The Ultimate Guide to Eating on the East Side

Hungry on the East Side? Try one of these 21 restaurants, breweries and cocktail bars.

Hungry on the East Side? Try one of these 21 restaurants, breweries and cocktail bars.

Lower commercial rents have resulted in Vancouver’s east side becoming a food lover’s playground. From dark and cozy secret bars to modern and airy tasting rooms, East Van (have you got the T-shirt yet?) is now the place to dine out. But don’t expect to be able to book a table anywhere—today’s hippest rooms eschew reservations in favour of first-come-first-served buzz-building lines.

Fat Mao (Photo: Andrea Fernandez.) Bao Bei Chinese Brasserie (Photo: Hubert Kang.)

The red-lamppost-lined streets of Chinatown have drastically changed in the last decade, transforming into a mecca for foodies. For starters, there’s Angus An’s  Fat Mao Noodles (217 E Georgia St.), where you have to try the hot and sour pork noodles, and  Bestie (105 E Pender St.), which specializes in sausage and beer (shut up and take our money). But if you want to spend a full evening taking in this ’hood, then hit Keefer Street. Meet your friends for a gin and tonic at  Juniper (185 Keefer St.)—but here the classic G&T gets a twist via rosemary-infused Death’s Door gin with Indian tonic. Then, step next door for dinner at  Bao Bei Chinese Brasserie (163 Keefer St.), chef Joël Watanabe (VanMag’s Chef of the Year) and owner Tannis Ling’s flagship room, where you can tell the waiter to just keep the crispy pork belly coming.

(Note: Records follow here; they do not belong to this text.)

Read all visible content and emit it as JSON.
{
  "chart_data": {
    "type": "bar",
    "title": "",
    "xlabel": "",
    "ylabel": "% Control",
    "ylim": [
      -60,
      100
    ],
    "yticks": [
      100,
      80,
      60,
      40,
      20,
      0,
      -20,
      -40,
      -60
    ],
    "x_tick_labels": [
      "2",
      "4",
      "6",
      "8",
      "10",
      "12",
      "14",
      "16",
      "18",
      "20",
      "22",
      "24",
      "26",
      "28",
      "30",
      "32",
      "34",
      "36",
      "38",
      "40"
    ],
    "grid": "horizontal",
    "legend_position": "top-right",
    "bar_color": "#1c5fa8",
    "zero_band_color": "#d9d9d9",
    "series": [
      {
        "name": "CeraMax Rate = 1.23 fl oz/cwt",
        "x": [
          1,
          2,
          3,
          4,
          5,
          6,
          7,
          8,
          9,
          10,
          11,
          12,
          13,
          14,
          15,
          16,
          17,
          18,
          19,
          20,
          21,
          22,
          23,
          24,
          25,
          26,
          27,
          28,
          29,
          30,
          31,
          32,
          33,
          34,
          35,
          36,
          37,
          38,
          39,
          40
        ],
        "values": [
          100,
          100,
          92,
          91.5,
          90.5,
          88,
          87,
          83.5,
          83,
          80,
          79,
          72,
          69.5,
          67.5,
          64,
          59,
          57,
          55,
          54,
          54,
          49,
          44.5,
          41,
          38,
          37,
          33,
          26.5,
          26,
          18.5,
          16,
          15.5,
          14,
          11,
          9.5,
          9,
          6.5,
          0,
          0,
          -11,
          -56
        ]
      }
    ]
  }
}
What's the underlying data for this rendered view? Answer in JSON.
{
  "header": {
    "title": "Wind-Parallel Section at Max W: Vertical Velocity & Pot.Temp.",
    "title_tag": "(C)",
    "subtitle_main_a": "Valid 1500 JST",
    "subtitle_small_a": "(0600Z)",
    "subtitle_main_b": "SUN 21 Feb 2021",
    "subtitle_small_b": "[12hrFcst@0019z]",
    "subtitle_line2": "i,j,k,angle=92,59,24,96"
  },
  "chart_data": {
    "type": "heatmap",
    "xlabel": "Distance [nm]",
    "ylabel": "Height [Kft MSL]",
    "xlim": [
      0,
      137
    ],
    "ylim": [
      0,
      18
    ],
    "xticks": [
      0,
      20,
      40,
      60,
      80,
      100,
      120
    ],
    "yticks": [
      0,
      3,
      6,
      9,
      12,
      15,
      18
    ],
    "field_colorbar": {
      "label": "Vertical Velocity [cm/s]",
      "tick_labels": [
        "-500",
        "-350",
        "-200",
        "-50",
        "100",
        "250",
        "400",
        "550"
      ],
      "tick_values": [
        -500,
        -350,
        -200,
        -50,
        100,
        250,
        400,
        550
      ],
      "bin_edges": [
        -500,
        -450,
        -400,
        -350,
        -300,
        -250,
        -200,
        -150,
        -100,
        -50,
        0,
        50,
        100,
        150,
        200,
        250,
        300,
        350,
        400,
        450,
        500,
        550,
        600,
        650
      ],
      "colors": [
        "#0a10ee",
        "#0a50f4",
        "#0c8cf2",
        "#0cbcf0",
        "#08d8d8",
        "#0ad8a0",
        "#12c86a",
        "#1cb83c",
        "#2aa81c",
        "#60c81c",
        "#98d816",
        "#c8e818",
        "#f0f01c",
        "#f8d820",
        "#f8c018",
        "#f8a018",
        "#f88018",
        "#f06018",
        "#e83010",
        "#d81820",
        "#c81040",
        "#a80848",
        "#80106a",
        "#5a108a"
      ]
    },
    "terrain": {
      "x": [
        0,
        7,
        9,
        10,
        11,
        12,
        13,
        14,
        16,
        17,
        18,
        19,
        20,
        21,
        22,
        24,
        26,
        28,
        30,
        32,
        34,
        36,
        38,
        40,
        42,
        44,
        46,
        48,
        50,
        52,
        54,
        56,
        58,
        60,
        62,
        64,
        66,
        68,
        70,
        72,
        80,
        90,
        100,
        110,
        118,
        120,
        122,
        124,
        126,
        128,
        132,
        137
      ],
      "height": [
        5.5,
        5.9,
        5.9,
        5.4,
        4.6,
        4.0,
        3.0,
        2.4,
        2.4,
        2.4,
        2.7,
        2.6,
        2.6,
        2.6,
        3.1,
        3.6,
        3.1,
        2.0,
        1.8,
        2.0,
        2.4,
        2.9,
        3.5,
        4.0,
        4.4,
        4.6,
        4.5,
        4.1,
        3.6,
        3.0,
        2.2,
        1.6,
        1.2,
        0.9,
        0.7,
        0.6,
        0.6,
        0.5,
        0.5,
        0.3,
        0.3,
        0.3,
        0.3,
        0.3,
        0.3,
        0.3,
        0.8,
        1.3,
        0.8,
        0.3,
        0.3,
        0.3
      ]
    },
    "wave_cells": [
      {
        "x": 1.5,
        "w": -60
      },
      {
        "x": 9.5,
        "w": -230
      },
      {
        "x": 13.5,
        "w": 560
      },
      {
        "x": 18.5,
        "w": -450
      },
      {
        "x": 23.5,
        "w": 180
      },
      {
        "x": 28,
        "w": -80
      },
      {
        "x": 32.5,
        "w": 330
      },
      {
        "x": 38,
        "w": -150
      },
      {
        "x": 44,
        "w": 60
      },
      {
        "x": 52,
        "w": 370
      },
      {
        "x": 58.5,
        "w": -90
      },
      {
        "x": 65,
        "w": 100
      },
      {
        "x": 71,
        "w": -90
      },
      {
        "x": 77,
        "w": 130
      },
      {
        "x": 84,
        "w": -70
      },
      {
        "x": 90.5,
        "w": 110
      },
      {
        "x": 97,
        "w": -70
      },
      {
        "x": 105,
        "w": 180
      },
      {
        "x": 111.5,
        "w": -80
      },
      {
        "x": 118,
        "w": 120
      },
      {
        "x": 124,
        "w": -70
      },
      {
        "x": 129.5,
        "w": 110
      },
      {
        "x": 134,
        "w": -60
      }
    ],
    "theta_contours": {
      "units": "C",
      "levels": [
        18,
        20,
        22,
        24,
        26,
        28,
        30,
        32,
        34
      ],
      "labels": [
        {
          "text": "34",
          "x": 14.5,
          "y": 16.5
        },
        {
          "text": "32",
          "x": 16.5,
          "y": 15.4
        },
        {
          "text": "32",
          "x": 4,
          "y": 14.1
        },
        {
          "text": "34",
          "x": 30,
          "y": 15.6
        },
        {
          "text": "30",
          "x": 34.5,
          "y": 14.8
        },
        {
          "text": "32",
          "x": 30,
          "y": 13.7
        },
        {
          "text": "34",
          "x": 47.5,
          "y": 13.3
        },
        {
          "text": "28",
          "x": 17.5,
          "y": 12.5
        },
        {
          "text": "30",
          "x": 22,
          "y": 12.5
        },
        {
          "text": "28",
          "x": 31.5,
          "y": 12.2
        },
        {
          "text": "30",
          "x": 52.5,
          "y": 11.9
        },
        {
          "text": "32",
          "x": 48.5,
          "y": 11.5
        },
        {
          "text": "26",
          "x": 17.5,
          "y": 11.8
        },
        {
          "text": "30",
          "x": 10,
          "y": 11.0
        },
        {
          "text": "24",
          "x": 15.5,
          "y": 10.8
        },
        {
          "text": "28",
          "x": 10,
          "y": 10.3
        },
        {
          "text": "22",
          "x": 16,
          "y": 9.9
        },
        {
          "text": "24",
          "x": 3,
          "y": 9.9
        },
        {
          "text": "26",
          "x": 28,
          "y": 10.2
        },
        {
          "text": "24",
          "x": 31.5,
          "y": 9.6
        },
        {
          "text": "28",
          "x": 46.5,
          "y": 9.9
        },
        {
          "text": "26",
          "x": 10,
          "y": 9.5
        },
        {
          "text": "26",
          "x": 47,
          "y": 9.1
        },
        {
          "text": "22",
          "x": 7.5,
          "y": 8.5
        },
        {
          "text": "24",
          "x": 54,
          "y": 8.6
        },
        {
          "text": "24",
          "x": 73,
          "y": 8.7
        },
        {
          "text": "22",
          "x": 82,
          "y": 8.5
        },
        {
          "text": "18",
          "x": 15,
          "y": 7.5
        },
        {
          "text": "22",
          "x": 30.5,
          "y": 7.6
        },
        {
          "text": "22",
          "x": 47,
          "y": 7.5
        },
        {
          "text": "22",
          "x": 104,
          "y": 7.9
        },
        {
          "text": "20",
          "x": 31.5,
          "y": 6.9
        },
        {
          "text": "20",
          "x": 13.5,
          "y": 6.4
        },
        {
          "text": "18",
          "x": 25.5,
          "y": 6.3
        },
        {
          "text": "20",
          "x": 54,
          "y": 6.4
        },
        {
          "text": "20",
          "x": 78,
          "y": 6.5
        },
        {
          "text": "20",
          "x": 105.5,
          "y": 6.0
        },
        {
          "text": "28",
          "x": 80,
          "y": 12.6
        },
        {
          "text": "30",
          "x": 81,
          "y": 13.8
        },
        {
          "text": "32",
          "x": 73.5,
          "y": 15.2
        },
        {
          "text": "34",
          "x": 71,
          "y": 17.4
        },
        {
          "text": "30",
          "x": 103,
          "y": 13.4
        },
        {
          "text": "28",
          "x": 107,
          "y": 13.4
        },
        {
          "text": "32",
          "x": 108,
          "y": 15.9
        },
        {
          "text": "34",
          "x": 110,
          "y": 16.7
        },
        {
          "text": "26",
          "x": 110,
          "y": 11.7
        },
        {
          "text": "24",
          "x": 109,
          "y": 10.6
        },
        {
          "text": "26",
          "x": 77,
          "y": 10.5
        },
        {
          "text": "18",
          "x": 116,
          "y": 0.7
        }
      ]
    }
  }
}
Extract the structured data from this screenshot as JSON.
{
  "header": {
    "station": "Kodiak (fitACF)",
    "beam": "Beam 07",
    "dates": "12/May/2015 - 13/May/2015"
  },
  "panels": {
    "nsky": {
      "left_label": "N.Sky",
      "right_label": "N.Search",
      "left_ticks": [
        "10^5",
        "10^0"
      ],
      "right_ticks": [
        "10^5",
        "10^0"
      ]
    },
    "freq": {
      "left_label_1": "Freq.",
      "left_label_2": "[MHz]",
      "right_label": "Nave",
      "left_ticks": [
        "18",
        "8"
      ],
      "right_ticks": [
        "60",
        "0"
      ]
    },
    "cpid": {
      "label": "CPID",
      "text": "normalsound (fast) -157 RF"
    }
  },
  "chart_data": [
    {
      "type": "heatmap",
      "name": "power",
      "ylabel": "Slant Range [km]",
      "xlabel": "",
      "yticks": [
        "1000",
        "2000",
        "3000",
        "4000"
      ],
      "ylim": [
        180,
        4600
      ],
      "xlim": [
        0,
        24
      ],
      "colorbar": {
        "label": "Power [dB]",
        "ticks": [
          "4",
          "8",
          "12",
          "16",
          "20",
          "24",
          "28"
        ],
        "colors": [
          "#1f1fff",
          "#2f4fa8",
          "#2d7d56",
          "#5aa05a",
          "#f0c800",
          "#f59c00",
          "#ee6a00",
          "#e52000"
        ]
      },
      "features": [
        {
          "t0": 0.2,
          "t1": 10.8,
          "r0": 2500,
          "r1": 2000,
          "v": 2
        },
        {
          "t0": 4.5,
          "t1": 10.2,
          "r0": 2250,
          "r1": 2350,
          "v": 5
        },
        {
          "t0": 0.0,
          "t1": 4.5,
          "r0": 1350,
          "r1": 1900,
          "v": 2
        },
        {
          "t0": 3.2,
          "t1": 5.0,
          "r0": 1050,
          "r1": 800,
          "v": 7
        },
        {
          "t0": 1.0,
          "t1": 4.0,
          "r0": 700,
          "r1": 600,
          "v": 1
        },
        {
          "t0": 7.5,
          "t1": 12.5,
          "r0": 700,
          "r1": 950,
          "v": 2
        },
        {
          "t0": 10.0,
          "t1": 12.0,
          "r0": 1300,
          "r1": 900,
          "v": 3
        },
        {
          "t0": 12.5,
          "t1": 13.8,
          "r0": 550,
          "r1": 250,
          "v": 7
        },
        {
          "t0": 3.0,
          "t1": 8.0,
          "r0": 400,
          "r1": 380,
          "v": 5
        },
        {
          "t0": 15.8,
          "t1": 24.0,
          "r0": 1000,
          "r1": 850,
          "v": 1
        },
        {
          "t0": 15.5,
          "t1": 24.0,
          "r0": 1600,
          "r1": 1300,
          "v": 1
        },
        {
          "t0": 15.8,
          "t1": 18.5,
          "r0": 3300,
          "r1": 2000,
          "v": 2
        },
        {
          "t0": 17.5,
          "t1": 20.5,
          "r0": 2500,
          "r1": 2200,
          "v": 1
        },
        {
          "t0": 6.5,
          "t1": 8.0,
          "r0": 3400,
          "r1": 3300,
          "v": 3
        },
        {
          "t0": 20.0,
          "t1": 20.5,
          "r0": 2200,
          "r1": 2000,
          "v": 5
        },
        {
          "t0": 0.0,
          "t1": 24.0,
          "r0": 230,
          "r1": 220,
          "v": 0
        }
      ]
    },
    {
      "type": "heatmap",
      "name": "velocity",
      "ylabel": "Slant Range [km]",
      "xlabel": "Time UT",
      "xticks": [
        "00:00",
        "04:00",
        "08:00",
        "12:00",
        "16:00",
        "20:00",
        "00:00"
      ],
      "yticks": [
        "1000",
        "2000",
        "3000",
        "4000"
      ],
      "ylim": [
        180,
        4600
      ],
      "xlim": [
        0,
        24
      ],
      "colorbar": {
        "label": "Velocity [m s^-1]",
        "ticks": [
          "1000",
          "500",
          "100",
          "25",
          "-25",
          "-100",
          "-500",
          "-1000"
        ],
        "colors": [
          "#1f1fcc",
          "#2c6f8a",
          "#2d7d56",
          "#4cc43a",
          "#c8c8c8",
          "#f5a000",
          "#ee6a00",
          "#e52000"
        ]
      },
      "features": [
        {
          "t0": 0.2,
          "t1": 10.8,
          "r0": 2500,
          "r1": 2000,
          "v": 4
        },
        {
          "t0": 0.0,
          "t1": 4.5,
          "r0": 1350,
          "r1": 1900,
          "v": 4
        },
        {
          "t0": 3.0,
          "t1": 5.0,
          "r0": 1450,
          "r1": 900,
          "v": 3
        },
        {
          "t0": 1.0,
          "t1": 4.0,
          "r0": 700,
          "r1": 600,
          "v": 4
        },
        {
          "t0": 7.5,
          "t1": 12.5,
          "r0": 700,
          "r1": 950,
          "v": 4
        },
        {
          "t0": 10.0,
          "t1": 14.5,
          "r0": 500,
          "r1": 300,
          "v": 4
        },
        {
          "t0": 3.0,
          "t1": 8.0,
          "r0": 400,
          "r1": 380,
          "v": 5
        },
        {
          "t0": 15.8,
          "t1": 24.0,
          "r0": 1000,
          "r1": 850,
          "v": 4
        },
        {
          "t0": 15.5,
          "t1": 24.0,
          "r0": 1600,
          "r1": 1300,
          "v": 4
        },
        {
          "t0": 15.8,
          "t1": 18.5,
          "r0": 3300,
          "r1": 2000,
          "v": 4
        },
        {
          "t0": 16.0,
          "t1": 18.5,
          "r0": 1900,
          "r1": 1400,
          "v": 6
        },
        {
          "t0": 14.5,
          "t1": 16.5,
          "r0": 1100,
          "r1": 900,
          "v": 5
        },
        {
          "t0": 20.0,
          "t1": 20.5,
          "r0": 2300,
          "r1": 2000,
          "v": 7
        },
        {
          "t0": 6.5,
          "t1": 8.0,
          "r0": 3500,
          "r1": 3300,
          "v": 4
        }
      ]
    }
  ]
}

Bestie (Photo: Wayne Webb.) The Keefer Bar

After your stomach is sufficiently lined, this block’s last stop is a classic:  the Keefer Bar (135 Keefer St.). You could sit inside and sample a house cocktail, but why not try the patio instead? The fireplace is good, and the noise level is better for conversation (are we getting old?).

As you make your way south on Main, head to  the Union (219 Union St.) for some Korean gochujang with chicken wings, then pop ’round the corner to try out food truck Le Tigre’s bricks-and-mortar  Torafuku (958 Main St.), where pan-Asian experiments are served up in an ultra-minimalist room. Look for the unmarked green door and stop in at  Campagnolo Upstairs (above Campagnolo Restaurant, 1020 Main St.) for a palate-cleansing (and beautifully crafted) aperitif like the tart Pegu Club.

READ MOREThe Ultimate Guide to Eating on the West Side

Juniper (Photo: KK Law.)

The east side is home to some of the best breweries in Vancouver, so why not take a tour around the dozen or so within a few blocks of each other? New player  Faculty Brewing Co. (1830 Ontario St.) has a quaint charm to its tiny room and yeasty smells that will draw you in right off the street. Walk over to  Red Truck Beer Company (295 E 1st Ave.) for its impressive decor, merch stand and pleasant-tasting flights to match.  R&B Brewing Co. (1–54 E 4th Ave.)—grab a pizza while you’re there—is en route to both  Brassneck (2148 Main St.) and  Main Street Brewing (261 E 7th Ave.), so the beer crawl can march on with ease.

Polynesian-themed cocktails await at the dark, bamboo-laden  Shameful Tiki Room (4362 Main St.)—yes, we’re still on Main Street. Order the mystery bowl, but don’t lean too close to this flaming super-sized cocktail. Then head over to vegetable-forward restaurant  the Acorn (3995 Main St.) for the divine beer-battered haloumi dish that has even carnivores joining the queue.

Slickity Jim’s (Photo: Victoria Black.) Savio Volpe

For lunch, try the thrift store-chic  Slickity Jim’s (3475 Main St.) for a soup and sandwich combo or  Don’t Argue! Pizzeria (3240 Main St.) for a spicy margherita. For some serious Italian cuisine, head southeast to where up-and-coming Fraser Street meets Kingsway and 15th Avenue (this cool hipster triangle is known simply as “Fraserhood”) and see if you can get into the always-busy  Savio Volpe (615 Kingsway) for fresh pasta and the best roast chicken you’ve ever had.

La Mezcaleria (Photo: Clinton Hussey.)

Over on Commercial Drive, order the molten-cheese queso fundido from  La Mezcaleria (1622 Commercial Dr.), because any restaurant that puts hot cheese on its happy hour menu is our kind of place. Come Sunday morning, make your way to Hastings-Sunrise and brave the lineup at  the Red Wagon Cafe (2296 E Hastings St.) for pulled-pork pancakes and breakfast banh mi, or save your appetite for lunch: albacore tuna tacos (perhaps paired with a $7 El Cesar?) at  Tacofino Commissary (2327 E Hastings St.)